The subjective quality of video has been the subject of study for decades within both academia and industry. Key players such as video-on-demand providers or television broadcasters are devoting numerous efforts to researching how to provide the best possible experience for their users while optimizing the use of physical resources. In this sense, international expert forums have been created to discuss and analyze objective metrics that provide accurate, versatile, and simple ways to estimate user perception of certain video impairments (such as the Video Quality Experts Group). However, the problem is far from being solved.
Data for the delivery of video over the Internet was estimated at a sum of 120 ExaBytes in the year 2019, which represented more than 75% of the total IP traffic. This percentage is expected to increase in the coming years. There is also an increase in image quality (among other causes, due to the appearance of televisions with very advanced features), which represents an increase in the cost of transportation over the network. The rise of some high-capacity compression schemes, such as H.264/AVC or H.265/HEVC, can help lower the cost of transporting these types of signals. This reduction should not degrade the quality of experience (QoE) of users when visualizing a video.

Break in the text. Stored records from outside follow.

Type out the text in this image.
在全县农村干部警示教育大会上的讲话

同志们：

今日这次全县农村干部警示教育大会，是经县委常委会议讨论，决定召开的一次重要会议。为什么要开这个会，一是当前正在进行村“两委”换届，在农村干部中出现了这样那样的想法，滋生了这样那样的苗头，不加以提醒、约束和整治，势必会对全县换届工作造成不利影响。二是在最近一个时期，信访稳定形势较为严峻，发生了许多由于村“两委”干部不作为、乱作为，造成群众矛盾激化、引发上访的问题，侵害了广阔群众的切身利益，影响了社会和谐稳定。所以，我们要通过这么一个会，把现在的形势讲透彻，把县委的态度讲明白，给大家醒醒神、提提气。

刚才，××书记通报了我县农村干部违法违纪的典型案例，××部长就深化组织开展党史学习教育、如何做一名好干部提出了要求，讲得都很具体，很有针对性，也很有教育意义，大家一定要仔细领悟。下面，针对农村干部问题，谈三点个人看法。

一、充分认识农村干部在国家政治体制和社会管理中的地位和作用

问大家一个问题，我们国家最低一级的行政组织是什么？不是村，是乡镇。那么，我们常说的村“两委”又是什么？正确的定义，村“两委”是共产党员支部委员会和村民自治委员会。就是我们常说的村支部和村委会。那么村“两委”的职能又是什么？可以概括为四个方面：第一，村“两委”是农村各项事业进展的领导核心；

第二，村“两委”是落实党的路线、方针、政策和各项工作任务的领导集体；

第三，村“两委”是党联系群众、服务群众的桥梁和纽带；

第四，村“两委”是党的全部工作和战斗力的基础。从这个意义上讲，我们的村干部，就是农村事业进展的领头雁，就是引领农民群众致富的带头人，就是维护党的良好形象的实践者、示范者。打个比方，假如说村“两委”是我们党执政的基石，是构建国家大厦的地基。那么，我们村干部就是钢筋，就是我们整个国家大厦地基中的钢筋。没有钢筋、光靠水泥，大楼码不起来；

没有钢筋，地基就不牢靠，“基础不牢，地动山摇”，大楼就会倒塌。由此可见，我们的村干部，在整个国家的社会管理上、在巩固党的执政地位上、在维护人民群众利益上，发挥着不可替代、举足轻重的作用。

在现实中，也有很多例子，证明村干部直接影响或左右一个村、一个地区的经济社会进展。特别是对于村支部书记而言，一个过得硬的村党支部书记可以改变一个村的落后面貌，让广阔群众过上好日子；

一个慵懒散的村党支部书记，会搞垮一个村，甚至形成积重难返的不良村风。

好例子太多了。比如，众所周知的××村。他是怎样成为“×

The cost of video distribution is assumed by three entities: the Internet provider assumes the direct cost of transporting the data over the network, which results in an increase in expenses for the service provider, which ultimately ends up being passed on to the end-users. Besides, the higher the quality demanded, the more expensive the delivery will be. However,
it is not always necessary to increase the objective quality since it can reach a saturation point. In other words, no matter how much the bit rate or video resolution is increased, the human eye will have reached the limit of its visual possibilities. The point at which this limit is reached depends on multiple factors, from the user’s particular physiognomy and the viewing distance from the screen to the difficulty of the image or its movement. Since some of these parameters are controllable (such as the number of bits used in the video encoding), it is interesting to analyze these characteristics to provide optimal video quality in any context. Applying the proposed solution researched in Mateo Cámara’s Final Master’s Thesis (TFM) as a preliminary step allows optimizing the objective video parameters to the point of transmitting only the precise quality. The cost savings are immediately reduced, contributing one more step towards the responsible interconnected society and reducing the carbon footprint due to the electrical consumption of its transmission.
Let’s take an example. A user has a 100 Mbps optical fiber and wants to watch videos at maximum quality. We, as a service provider, must determine which bit rate meets his maximum quality standards. Without making any effort, we could send the encoded video to the highest possible level of his network, 100 Mbps, and we would certainly have overestimated the bit rate. At what speed do we transcode then? Let’s take a look at the content he is requesting. If it is a very simple image, such as a cartoon, it will most likely require far fewer bits than if he is requesting a very detailed documentary. Someone could argue that the encoders already take care of this, and they would be right, but there is still the capacity to save binary stream by attending to the subjective perception of the users (as it was demonstrated in a related investigation). We would have squeezed the maximum out of the video’s capabilities and an intelligent reduction in costs would have been achieved.
In the TFM, neural networks trained with subjective quality of video databases were used. In particular, architectures based on two- and three-dimensional convolutional networks were developed (in which filtering was performed at the video or image-level), recurrent networks (that included the time variable), and sequential networks based on the previous extraction of characteristic parameters of the video.
Mateo Cámara‘s TFM was awarded with the ERICSSON Prize to the best final work in Innovation for the Connected Society Responsible of the Official Association of Telecommunication Engineers (COIT) and the Spanish Association of Telecommunication Engineers (AEIT).